Pantau - Guru Besar Ilmu Politik Universitas Padjadjaran (Unpad) Sri Zul Chairiyah mengusulkan pembentukan tim independen untuk menyeleksi pasangan calon presiden dan wakil presiden setelah penghapusan ketentuan ambang batas pencalonan presiden dan wakil presiden (presidential threshold).
Menurut Prof. Sri Zul Chairiyah, tim independen yang terdiri dari akademikus, ekonom, hingga praktisi hukum dapat membantu meminimalkan jumlah pasangan calon yang akan maju dalam pemilihan.
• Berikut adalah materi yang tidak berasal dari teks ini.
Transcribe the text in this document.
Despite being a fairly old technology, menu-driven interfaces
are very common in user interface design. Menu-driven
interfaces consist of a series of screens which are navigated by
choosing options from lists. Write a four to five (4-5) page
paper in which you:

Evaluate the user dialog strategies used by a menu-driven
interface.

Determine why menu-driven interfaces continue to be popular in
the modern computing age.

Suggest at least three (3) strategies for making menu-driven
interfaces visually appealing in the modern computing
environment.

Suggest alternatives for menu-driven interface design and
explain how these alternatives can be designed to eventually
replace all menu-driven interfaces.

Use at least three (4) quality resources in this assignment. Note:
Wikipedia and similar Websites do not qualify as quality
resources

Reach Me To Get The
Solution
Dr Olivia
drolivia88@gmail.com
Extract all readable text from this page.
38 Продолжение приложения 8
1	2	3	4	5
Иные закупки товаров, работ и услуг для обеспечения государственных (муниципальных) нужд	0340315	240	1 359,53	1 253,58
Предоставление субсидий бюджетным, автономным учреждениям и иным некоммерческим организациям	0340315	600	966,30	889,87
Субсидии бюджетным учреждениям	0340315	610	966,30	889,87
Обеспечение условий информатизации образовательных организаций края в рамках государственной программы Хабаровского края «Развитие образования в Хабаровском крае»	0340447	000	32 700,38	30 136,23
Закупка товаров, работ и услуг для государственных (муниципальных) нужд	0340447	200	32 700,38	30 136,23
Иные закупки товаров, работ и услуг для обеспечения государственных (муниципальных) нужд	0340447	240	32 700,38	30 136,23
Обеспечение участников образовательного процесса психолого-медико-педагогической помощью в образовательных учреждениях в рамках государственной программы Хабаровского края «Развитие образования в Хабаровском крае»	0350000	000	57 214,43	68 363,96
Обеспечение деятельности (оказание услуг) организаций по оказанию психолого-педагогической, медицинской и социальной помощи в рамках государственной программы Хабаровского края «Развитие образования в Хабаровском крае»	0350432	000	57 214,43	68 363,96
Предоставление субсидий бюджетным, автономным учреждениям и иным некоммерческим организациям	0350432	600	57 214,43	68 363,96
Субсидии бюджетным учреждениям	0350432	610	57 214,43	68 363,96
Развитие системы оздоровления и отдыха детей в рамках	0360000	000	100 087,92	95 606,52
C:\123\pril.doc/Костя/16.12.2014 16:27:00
Ia menekankan bahwa tim ini tidak boleh melibatkan perwakilan partai politik.
"Tim independen ini akan bertugas untuk menilai kelayakan pasangan calon, berdasarkan kesiapan mereka untuk memimpin negara. Setelah itu, partai politik dapat mendeklarasikan pasangan calon yang telah diseleksi," ujar Prof. Sri Zul di Jakarta pada Senin (6/1/2025).
Baca Juga:
Ambang Batas Dihapus, Pakar Politika Sarankan Penambahan Syarat Kapabilitas bagi Calon Presiden
Lebih lanjut, Prof. Sri Zul mengusulkan agar persyaratan pencalonan presiden dan wakil presiden diperketat. Beberapa persyaratan yang diajukan antara lain usia minimal 40 tahun dan maksimal 70 tahun, serta minimal gelar pendidikan S-2 untuk menunjukkan kualitas pendidikan dan pola pikir yang lebih baik.
Selain itu, calon presiden dan wakil presiden juga disarankan untuk tidak pernah terjerat masalah hukum, baik pidana maupun perdata sebelumnya, dan telah menjadi anggota partai politik setidaknya selama 3 hingga 5 tahun. Hal ini diharapkan dapat menghindari calon yang hanya bergabung dengan partai politik untuk tujuan pencalonan semata, serta memastikan kualitas kader yang dipilih.
Prof. Sri Zul menegaskan bahwa pengetatan persyaratan ini bertujuan agar rakyat dapat merasakan keadilan dalam proses pencalonan. "Rakyat harus merasa bahwa posisi presiden dan wakil presiden negara ini diisi oleh calon yang memiliki kualitas dan kelayakan, sama halnya dengan persyaratan yang ketat bagi ASN," ujarnya.
Sebelumnya, pada Kamis (2/1), Mahkamah Konstitusi (MK) memutuskan untuk menghapus presidential threshold yang tertuang dalam Pasal 222 Undang-Undang Nomor 7 Tahun 2017 tentang Pemilihan Umum. MK menyatakan bahwa ketentuan tersebut bertentangan dengan Undang-Undang Dasar Negara Republik Indonesia Tahun 1945 dan melanggar hak konstitusional partai politik untuk mengusulkan pasangan calon presiden dan wakil presiden.
MK juga mencatat bahwa ketentuan presidential threshold telah mengarah pada polarisasi politik yang berisiko membelah masyarakat, sehingga perlu adanya perubahan dalam sistem pencalonan presiden dan wakil presiden untuk menciptakan pemilu yang lebih inklusif dan demokratis.